Figure 2.

Mutations of the amino acid residues of the proposed Ca²⁺-binding site of rTRPM4 reduced the Ca²⁺-sensitivity. (A) Typical time courses of the changes in the currents at +100 mV (filled circles) and −100 mV (open inverted triangles) of wild-type (WT) rTRPM4, Q825A and D856A. After the current amplitudes became almost steady in the presence of 1 mM intracellular Ca²⁺ (Ca²⁺_i), Ca²⁺_i concentrations ([Ca²⁺]_i) were varied from 0 mM (chelated with 5 mM EGTA) to 30 mM. Arrows indicate the time of the patch excision. (B) Concentration-response curves (CRCs) for the effect of Ca²⁺ on WT TRPM4 (black circles), Q825A (red squares, and D856A (blue triangles).
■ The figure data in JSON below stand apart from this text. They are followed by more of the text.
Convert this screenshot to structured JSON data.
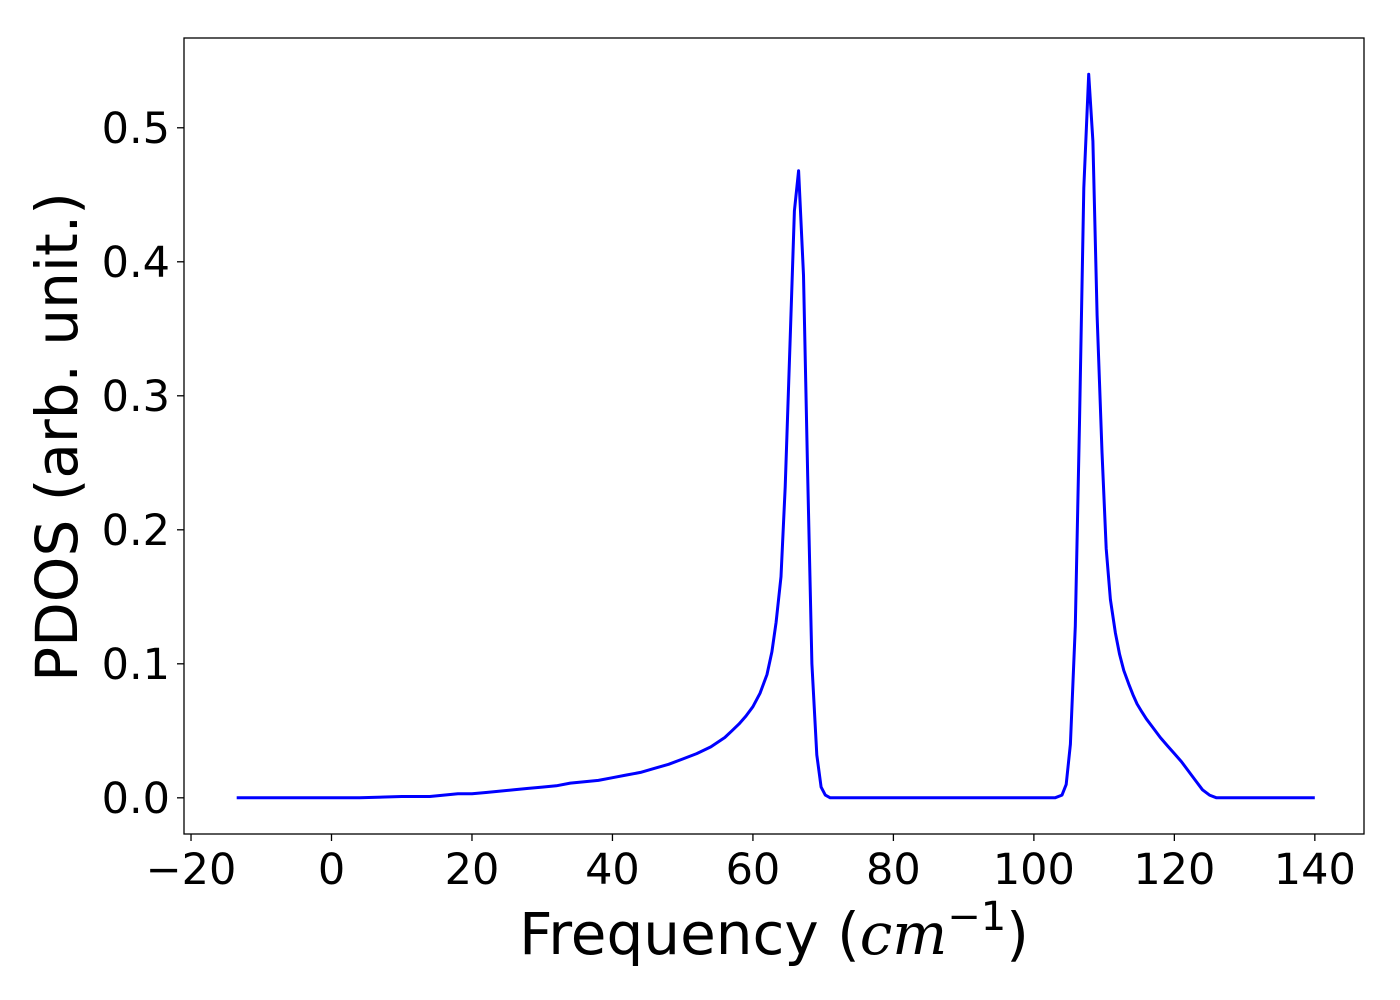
{
  "chart_data": {
    "type": "line",
    "title": "",
    "xlabel": {
      "prefix": "Frequency (",
      "unit_base": "cm",
      "unit_exp": "−1",
      "suffix": ")"
    },
    "ylabel": "PDOS (arb. unit.)",
    "xlim": [
      -21,
      147
    ],
    "ylim": [
      -0.027,
      0.567
    ],
    "xticks": [
      -20,
      0,
      20,
      40,
      60,
      80,
      100,
      120,
      140
    ],
    "xtick_labels": [
      "−20",
      "0",
      "20",
      "40",
      "60",
      "80",
      "100",
      "120",
      "140"
    ],
    "yticks": [
      0.0,
      0.1,
      0.2,
      0.3,
      0.4,
      0.5
    ],
    "ytick_labels": [
      "0.0",
      "0.1",
      "0.2",
      "0.3",
      "0.4",
      "0.5"
    ],
    "grid": false,
    "legend": "none",
    "series": [
      {
        "color": "#0000ff",
        "x": [
          -13.5,
          0,
          4,
          10,
          14,
          16,
          18,
          20,
          22,
          24,
          26,
          28,
          30,
          32,
          34,
          36,
          38,
          40,
          42,
          44,
          46,
          48,
          50,
          52,
          54,
          56,
          57,
          58,
          59,
          60,
          61,
          62,
          62.7,
          63.3,
          64,
          64.6,
          65.3,
          65.9,
          66.5,
          67.2,
          67.8,
          68.4,
          69.1,
          69.7,
          70.3,
          71,
          72,
          80,
          90,
          100,
          103,
          104,
          104.6,
          105.2,
          105.9,
          106.5,
          107.1,
          107.8,
          108.4,
          109,
          109.7,
          110.3,
          110.9,
          111.6,
          112.2,
          112.8,
          113.5,
          114.1,
          114.7,
          115.4,
          116,
          117,
          118,
          119,
          120,
          121,
          122,
          123,
          124,
          125,
          126,
          127,
          127.7,
          128.3,
          129,
          129.6,
          130.2,
          131,
          135,
          140
        ],
        "y": [
          0.0,
          0.0,
          0.0,
          0.001,
          0.001,
          0.002,
          0.003,
          0.003,
          0.004,
          0.005,
          0.006,
          0.007,
          0.008,
          0.009,
          0.011,
          0.012,
          0.013,
          0.015,
          0.017,
          0.019,
          0.022,
          0.025,
          0.029,
          0.033,
          0.038,
          0.045,
          0.05,
          0.055,
          0.061,
          0.068,
          0.078,
          0.092,
          0.109,
          0.131,
          0.165,
          0.232,
          0.343,
          0.438,
          0.468,
          0.39,
          0.24,
          0.1,
          0.032,
          0.008,
          0.002,
          0.0,
          0.0,
          0.0,
          0.0,
          0.0,
          0.0,
          0.002,
          0.01,
          0.04,
          0.128,
          0.28,
          0.455,
          0.54,
          0.49,
          0.36,
          0.258,
          0.186,
          0.148,
          0.123,
          0.107,
          0.095,
          0.085,
          0.077,
          0.07,
          0.064,
          0.059,
          0.052,
          0.045,
          0.039,
          0.033,
          0.027,
          0.02,
          0.013,
          0.006,
          0.002,
          0.0,
          0.0,
          0.0,
          0.0,
          0.0,
          0.0,
          0.0,
          0.0,
          0.0,
          0.0
        ]
      }
    ]
  }
}
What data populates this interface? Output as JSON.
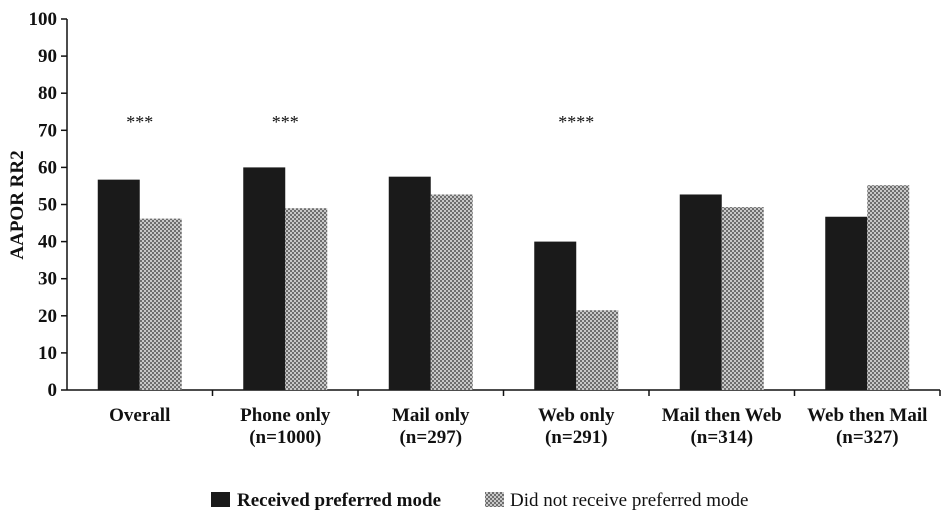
{
  "chart_data": {
    "type": "bar",
    "title": "",
    "xlabel": "",
    "ylabel": "AAPOR RR2",
    "ylim": [
      0,
      100
    ],
    "yticks": [
      0,
      10,
      20,
      30,
      40,
      50,
      60,
      70,
      80,
      90,
      100
    ],
    "grid": false,
    "legend_position": "bottom",
    "categories": [
      [
        "Overall"
      ],
      [
        "Phone only",
        "(n=1000)"
      ],
      [
        "Mail only",
        "(n=297)"
      ],
      [
        "Web only",
        "(n=291)"
      ],
      [
        "Mail then Web",
        "(n=314)"
      ],
      [
        "Web then Mail",
        "(n=327)"
      ]
    ],
    "series": [
      {
        "name": "Received preferred mode",
        "color": "#1a1a1a",
        "pattern": "solid",
        "values": [
          56.7,
          60.0,
          57.5,
          40.0,
          52.7,
          46.7
        ]
      },
      {
        "name": "Did not receive preferred mode",
        "color": "#9a9a9a",
        "pattern": "checkered",
        "values": [
          46.2,
          49.0,
          52.7,
          21.5,
          49.3,
          55.2
        ]
      }
    ],
    "annotations": [
      {
        "category_index": 0,
        "text": "***"
      },
      {
        "category_index": 1,
        "text": "***"
      },
      {
        "category_index": 3,
        "text": "****"
      }
    ]
  }
}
Current amplitudes at +100 mV were used for analyses. The shifts of CRCs by the mutations seemed to be underestimated, because the CRCs were drawn on the assumption that the current amplitudes at 30 mM Ca²⁺_i were maximal but their current amplitudes at 30 mM Ca²⁺_i were actually not saturated. (n = 7 or 8, each). (C) Typical time courses of the currents at +100 mV (filled circles) and −100 mV (open inverted triangles) of E822Q, N859A and D862N. Patch membranes were excised in the presence of 30 mM Ca²⁺_i. Similar results were obtained repeatedly (n = 6 each). (D) Chemical structures of side chains of the amino acid residues which were mutated in this study.